Por que esse golpe é particularmente perigoso
A maioria dos golpes digitais depende de algum nível de improviso ou informação genérica. O falso advogado, não. Ao usar dados reais de processos judiciais, os criminosos eliminam a principal defesa das vítimas, que é a desconfiança diante do desconhecido.
Quando alguém recebe uma mensagem de WhatsApp citando o número exato do seu processo, o nome correto das partes envolvidas e o valor da causa, a reação natural é de que se trata de uma comunicação legítima. Essa sensação de autenticidade é o principal instrumento do golpe.
Além disso, o uso de bots para varredura em massa significa que os criminosos conseguem escalar a operação. Em vez de selecionar alvos manualmente, o sistema identifica automaticamente centenas ou milhares de pessoas com processos abertos, filtrando aquelas com maiores valores em disputa ou em fases processuais mais sensíveis.
Dados públicos, uso criminoso
O acesso aos sistemas da Justiça é legítimo e necessário. A transparência processual é um direito dos cidadãos. O problema não está nos sistemas em si, mas na ausência de mecanismos que detectem varreduras automatizadas em escala, um gap de segurança que os criminosos exploram sistematicamente.
Advogados e associações jurídicas já alertaram os tribunais sobre o problema. Algumas cortes implementaram CAPTCHAs e limites de consulta por IP, mas a cobertura ainda é parcial e os golpistas adaptam os bots para contornar essas barreiras.
Como se proteger
Diante desse cenário, algumas práticas reduzem significativamente o risco:
Nunca pague nada por mensagem de WhatsApp sem antes ligar para o escritório de advocacia diretamente, usando um número obtido de forma independente, não o que o contato forneceu.
Desconfie de urgência: golpistas criam pressão de tempo para impedir que a vítima pense ou consulte terceiros. Advogados reais respeitam prazos processuais, não inventam emergências em chats.
Nunca compartilhe a tela do celular com alguém que você não conhece pessoalmente, independentemente do motivo apresentado.

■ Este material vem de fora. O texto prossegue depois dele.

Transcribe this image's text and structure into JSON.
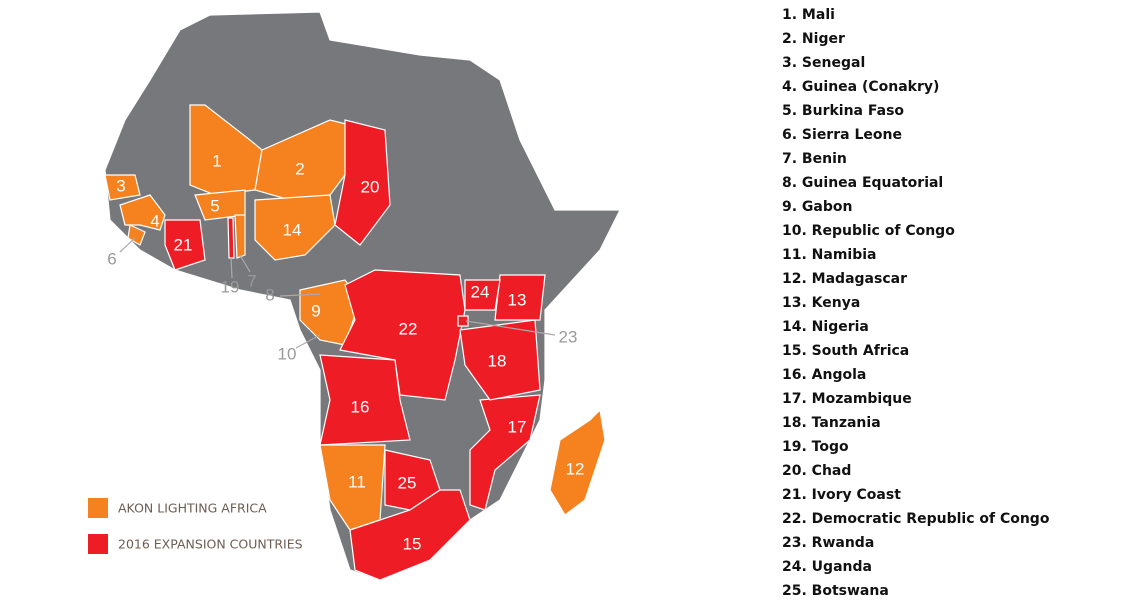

Confirme a identidade pelo OAB: todo advogado tem número de registro na Ordem dos Advogados do Brasil. Consulte o site da OAB para verificar se o profissional existe e está habilitado.
Verifique o número de WhatsApp: golpistas usam números aleatórios ou de outros estados. Se o advogado que supostamente cuida do seu processo há meses entrou em contato por um número desconhecido, questione.
Sobre engenharia social aplicada a mensagens digitais, o PhizChat Blog já publicou uma análise detalhada: Engenharia Social: Como Criminosos Manipulam Você pelo WhatsApp e Apps de Mensagens.
PhizChat: comunicação que não vira arma contra você
O golpe do falso advogado prospera em plataformas onde qualquer número pode entrar em contato com qualquer pessoa sem nenhuma verificação prévia. O WhatsApp, por design, permite que desconhecidos iniciem conversas com base apenas em um número de telefone, e isso é suficiente para os criminosos operarem em escala.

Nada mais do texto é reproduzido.